Lack of conviction: Obama and the trial of Russia's leading political prisoner
Talk about timing. A Russian court waited until this week – after the US Senate had ratified an arms-control treaty with Moscow – before handing down yet another conviction on that country’s best-known political prisoner, Mikhail Khodorkovsky. Sentencing is expected in coming days.
The conviction also came as the West is preoccupied with the winter holidays and not focused on the rise of human rights abuses in Russia.
But here’s the best timing: Mr. Khodorkovsky will now likely be sentenced to several more years in a Siberian penal colony – further isolating him until well after next year’s parliamentary elections and a 2012 vote for president.
The former oil tycoon’s real crime was that he dared to challenge Vladimir Putin’s iron-fisted rule by funding pro-democracy political activists. For that, he was first sentenced for fraud and tax evasion in 2003. Now he’s been convicted of theft, a charge that not only appears ludicrous but seems timed to prevent him from upsetting Prime Minister Putin’s apparent plan to become president again.
This kangaroo-court ruling will only further scare away foreign investors who are vital to modernizing Russia. Businesses are more wary than ever of the political and commercial corruption that pervades Russian society under Putin’s sham democracy and state-controlled economy.
Putin is able to silence his critics in part because President Obama still prefers to seek Russia’s cooperation in dealing with Iran’s nuclear program, the war in Afghanistan, and nuclear proliferation. A US desire to “reset” ties with Moscow, however, should not mean a retreat from pushing human rights.
The White House expert on Russia, Michael McFaul, needs to remind Obama, the 2009 Nobel Peace Prize laureate, that America’s most important long-term interest in Russia lies in helping that country adopt Western civic values. (That’s what the cold war was all about.) In fact, it would be worth reminding the president that he cosponsored a resolution in 2005 as a senator to recognize Khodorkovsky as a political prisoner.
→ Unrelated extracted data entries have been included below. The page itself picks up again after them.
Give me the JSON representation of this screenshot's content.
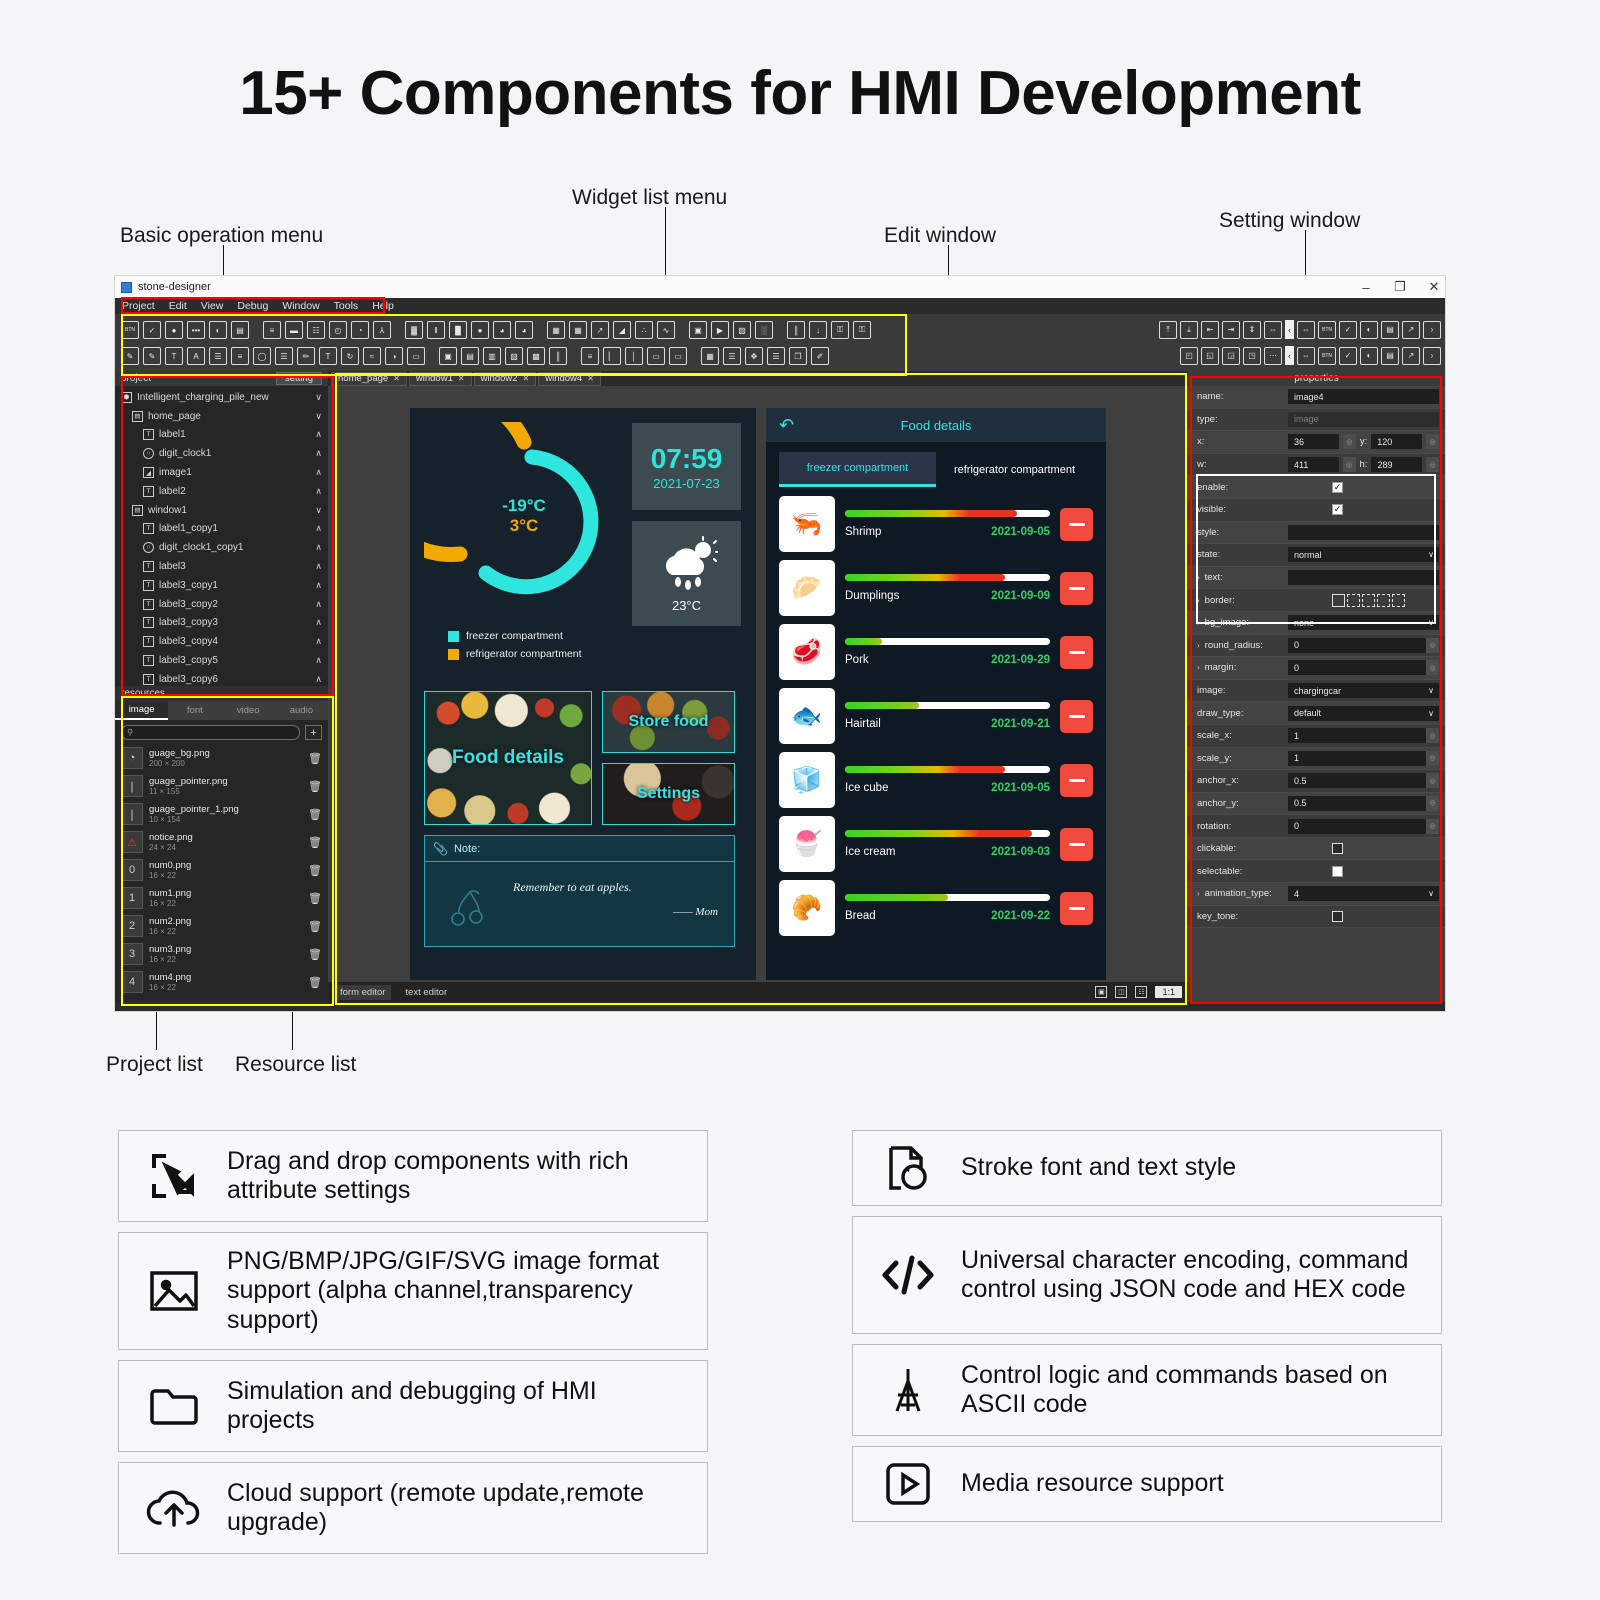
{
  "headline": "15+ Components for HMI Development",
  "callouts": [
    {
      "label": "Basic operation menu"
    },
    {
      "label": "Widget list menu"
    },
    {
      "label": "Edit window"
    },
    {
      "label": "Setting window"
    },
    {
      "label": "Project list"
    },
    {
      "label": "Resource list"
    }
  ],
  "app": {
    "title": "stone-designer",
    "window_buttons": [
      "–",
      "❐",
      "✕"
    ],
    "menu": [
      "Project",
      "Edit",
      "View",
      "Debug",
      "Window",
      "Tools",
      "Help"
    ],
    "toolbar_row1": [
      "BTN",
      "check-box",
      "radio-button",
      "text-field",
      "toggle-switch",
      "label-box",
      "slider",
      "progress-bar",
      "calendar",
      "clock",
      "gauge",
      "thermometer",
      "qr-code",
      "barcode",
      "bar-chart",
      "dial",
      "semi-dial",
      "pie-chart",
      "grid-table",
      "table",
      "line-chart",
      "area-chart",
      "scatter-chart",
      "trend-chart",
      "snapshot",
      "video",
      "image-frame",
      "matrix",
      "equalizer",
      "download",
      "lock",
      "unlock"
    ],
    "toolbar_row2": [
      "edit-pen",
      "edit-pen-2",
      "text-tool",
      "text-box",
      "form-box",
      "list-box",
      "ellipse-tool",
      "list-view",
      "paint-tool",
      "text-field-tool",
      "rotate-text",
      "animation",
      "shade",
      "stamp",
      "frame-panel",
      "frame-split",
      "split-pane",
      "group-box",
      "window-panel",
      "columns",
      "list-rows",
      "sidebar",
      "scroll-bar",
      "monitor",
      "display",
      "grid-view",
      "data-list",
      "move-widget",
      "bullet-list",
      "clone",
      "brush"
    ],
    "toolbar_right1": [
      "align-top",
      "align-bottom",
      "align-left",
      "align-right",
      "center-h",
      "center-v"
    ],
    "toolbar_right2": [
      "bring-front",
      "send-back",
      "group",
      "ungroup",
      "more"
    ],
    "toolbar_far_right": [
      "collapse-arrow",
      "resize",
      "BTN",
      "check",
      "toggle",
      "panel",
      "chart",
      "expand-arrow"
    ]
  },
  "project_panel": {
    "header": "project",
    "setting_button": "setting",
    "tree": [
      {
        "label": "Intelligent_charging_pile_new",
        "icon": "package-icon",
        "indent": 0,
        "chevron": "∨"
      },
      {
        "label": "home_page",
        "icon": "window-icon",
        "indent": 1,
        "chevron": "∨"
      },
      {
        "label": "label1",
        "icon": "text-icon",
        "indent": 2,
        "chevron": "∧"
      },
      {
        "label": "digit_clock1",
        "icon": "clock-icon",
        "indent": 2,
        "chevron": "∧"
      },
      {
        "label": "image1",
        "icon": "image-icon",
        "indent": 2,
        "chevron": "∧"
      },
      {
        "label": "label2",
        "icon": "text-icon",
        "indent": 2,
        "chevron": "∧"
      },
      {
        "label": "window1",
        "icon": "window-icon",
        "indent": 1,
        "chevron": "∨"
      },
      {
        "label": "label1_copy1",
        "icon": "text-icon",
        "indent": 2,
        "chevron": "∧"
      },
      {
        "label": "digit_clock1_copy1",
        "icon": "clock-icon",
        "indent": 2,
        "chevron": "∧"
      },
      {
        "label": "label3",
        "icon": "text-icon",
        "indent": 2,
        "chevron": "∧"
      },
      {
        "label": "label3_copy1",
        "icon": "text-icon",
        "indent": 2,
        "chevron": "∧"
      },
      {
        "label": "label3_copy2",
        "icon": "text-icon",
        "indent": 2,
        "chevron": "∧"
      },
      {
        "label": "label3_copy3",
        "icon": "text-icon",
        "indent": 2,
        "chevron": "∧"
      },
      {
        "label": "label3_copy4",
        "icon": "text-icon",
        "indent": 2,
        "chevron": "∧"
      },
      {
        "label": "label3_copy5",
        "icon": "text-icon",
        "indent": 2,
        "chevron": "∧"
      },
      {
        "label": "label3_copy6",
        "icon": "text-icon",
        "indent": 2,
        "chevron": "∧"
      }
    ]
  },
  "resources_panel": {
    "header": "resources",
    "tabs": [
      {
        "label": "image",
        "active": true
      },
      {
        "label": "font",
        "active": false
      },
      {
        "label": "video",
        "active": false
      },
      {
        "label": "audio",
        "active": false
      }
    ],
    "search_placeholder": "",
    "add_label": "+",
    "items": [
      {
        "name": "guage_bg.png",
        "size": "200 × 200",
        "glyph": "◔"
      },
      {
        "name": "guage_pointer.png",
        "size": "11 × 155",
        "glyph": "❘"
      },
      {
        "name": "guage_pointer_1.png",
        "size": "10 × 154",
        "glyph": "❘"
      },
      {
        "name": "notice.png",
        "size": "24 × 24",
        "glyph": "⚠"
      },
      {
        "name": "num0.png",
        "size": "16 × 22",
        "glyph": "0"
      },
      {
        "name": "num1.png",
        "size": "16 × 22",
        "glyph": "1"
      },
      {
        "name": "num2.png",
        "size": "16 × 22",
        "glyph": "2"
      },
      {
        "name": "num3.png",
        "size": "16 × 22",
        "glyph": "3"
      },
      {
        "name": "num4.png",
        "size": "16 × 22",
        "glyph": "4"
      }
    ]
  },
  "editor": {
    "tabs": [
      {
        "label": "home_page",
        "close": "✕"
      },
      {
        "label": "window1",
        "close": "✕"
      },
      {
        "label": "window2",
        "close": "✕"
      },
      {
        "label": "window4",
        "close": "✕"
      }
    ],
    "status": {
      "left_tabs": [
        {
          "label": "form editor",
          "active": true
        },
        {
          "label": "text editor",
          "active": false
        }
      ],
      "icons": [
        "select-mode-icon",
        "layout-icon",
        "grid-icon"
      ],
      "zoom": "1:1"
    }
  },
  "hmi_home": {
    "ring": {
      "freezer_temp": "-19°C",
      "fridge_temp": "3°C",
      "freezer_color": "#2ee6de",
      "fridge_color": "#f2a900"
    },
    "legend": [
      {
        "label": "freezer compartment",
        "color": "#2ee6de"
      },
      {
        "label": "refrigerator compartment",
        "color": "#f2a900"
      }
    ],
    "clock": {
      "time": "07:59",
      "date": "2021-07-23"
    },
    "weather": {
      "icon": "rain-sun-icon",
      "temp": "23°C"
    },
    "tiles": [
      {
        "caption": "Food details"
      },
      {
        "caption": "Store food"
      },
      {
        "caption": "Settings"
      }
    ],
    "note": {
      "label": "Note:",
      "icon": "paperclip-icon",
      "message": "Remember to eat apples.",
      "signature": "—— Mom",
      "deco_icon": "cherry-icon"
    }
  },
  "hmi_food": {
    "title": "Food details",
    "back_icon": "back-arrow-icon",
    "tabs": [
      {
        "label": "freezer compartment",
        "active": true
      },
      {
        "label": "refrigerator compartment",
        "active": false
      }
    ],
    "items": [
      {
        "name": "Shrimp",
        "date": "2021-09-05",
        "pct": 84,
        "glyph": "🦐"
      },
      {
        "name": "Dumplings",
        "date": "2021-09-09",
        "pct": 78,
        "glyph": "🥟"
      },
      {
        "name": "Pork",
        "date": "2021-09-29",
        "pct": 18,
        "glyph": "🥩"
      },
      {
        "name": "Hairtail",
        "date": "2021-09-21",
        "pct": 36,
        "glyph": "🐟"
      },
      {
        "name": "Ice cube",
        "date": "2021-09-05",
        "pct": 78,
        "glyph": "🧊"
      },
      {
        "name": "Ice cream",
        "date": "2021-09-03",
        "pct": 91,
        "glyph": "🍧"
      },
      {
        "name": "Bread",
        "date": "2021-09-22",
        "pct": 50,
        "glyph": "🥐"
      }
    ],
    "delete_icon": "minus-icon"
  },
  "properties": {
    "header": "properties",
    "rows": [
      {
        "key": "name",
        "kind": "text",
        "value": "image4"
      },
      {
        "key": "type",
        "kind": "text-dim",
        "value": "image"
      },
      {
        "key": "x",
        "kind": "xy",
        "value": "36",
        "key2": "y",
        "value2": "120"
      },
      {
        "key": "w",
        "kind": "xy",
        "value": "411",
        "key2": "h",
        "value2": "289"
      },
      {
        "key": "enable",
        "kind": "check",
        "value": "✓"
      },
      {
        "key": "visible",
        "kind": "check",
        "value": "✓"
      },
      {
        "key": "style",
        "kind": "blank",
        "value": ""
      },
      {
        "key": "state",
        "kind": "select",
        "value": "normal"
      },
      {
        "key": "text",
        "kind": "text",
        "value": "",
        "expand": "›"
      },
      {
        "key": "border",
        "kind": "border",
        "value": "",
        "expand": "›"
      },
      {
        "key": "bg_image",
        "kind": "select",
        "value": "none",
        "expand": "›"
      },
      {
        "key": "round_radius",
        "kind": "spin",
        "value": "0",
        "expand": "›"
      },
      {
        "key": "margin",
        "kind": "spin",
        "value": "0",
        "expand": "›"
      },
      {
        "key": "image",
        "kind": "select",
        "value": "chargingcar"
      },
      {
        "key": "draw_type",
        "kind": "select",
        "value": "default"
      },
      {
        "key": "scale_x",
        "kind": "spin",
        "value": "1"
      },
      {
        "key": "scale_y",
        "kind": "spin",
        "value": "1"
      },
      {
        "key": "anchor_x",
        "kind": "spin",
        "value": "0.5"
      },
      {
        "key": "anchor_y",
        "kind": "spin",
        "value": "0.5"
      },
      {
        "key": "rotation",
        "kind": "spin",
        "value": "0"
      },
      {
        "key": "clickable",
        "kind": "check-dark",
        "value": ""
      },
      {
        "key": "selectable",
        "kind": "check-empty",
        "value": ""
      },
      {
        "key": "animation_type",
        "kind": "select",
        "value": "4",
        "expand": "›"
      },
      {
        "key": "key_tone",
        "kind": "check-dark",
        "value": ""
      }
    ]
  },
  "features_left": [
    {
      "icon": "drag-drop-icon",
      "text": "Drag and drop components with rich attribute settings"
    },
    {
      "icon": "image-format-icon",
      "text": "PNG/BMP/JPG/GIF/SVG image format support (alpha channel,transparency support)"
    },
    {
      "icon": "folder-icon",
      "text": "Simulation and debugging of HMI projects"
    },
    {
      "icon": "cloud-upload-icon",
      "text": "Cloud support (remote update,remote upgrade)"
    }
  ],
  "features_right": [
    {
      "icon": "stroke-font-icon",
      "text": "Stroke font and text style"
    },
    {
      "icon": "code-icon",
      "text": "Universal character encoding, command control using JSON code and HEX code"
    },
    {
      "icon": "ascii-icon",
      "text": "Control logic and commands based on ASCII code"
    },
    {
      "icon": "media-play-icon",
      "text": "Media resource support"
    }
  ]
}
Europe, too, must not abide Putin’s perverse obsession with silencing Khodorkovsky. This year’s Nobel Peace Prize went to China’s leading dissident, Liu Xiaobo. Given Khodorkovsky’s transformation into a political martyr and an astute champion of pluralism in Russia, he should be a candidate for similar honor.
Alas, Russia was just awarded the prize of hosting the 2018 soccer World Cup. And Putin won another feather in his cap when Russia won the bid to host the 2018 Winter Olympics.
The Khodorkovsky conviction will also hurt Putin protégé Dmitry Medvedev, who became president in 2008. His call for rule of law in Russia now rings hollow. (He referred to the new charges against Khodorkovsky as “odd.”) And his attempts to entice high-tech investments will likely fail, further preventing Russia from moving beyond its oil-dependent economy.
Strangely, the best barometer of political freedom and rule of law in Russia has now become the length of time that Khodorkovsky will stay in prison. If Medvedev or Obama ever want to stand up to Putin’s tyrannical type of Russia, they best speak up this week – before the Putin-friendly court announces its sentence on Khodorkovsky.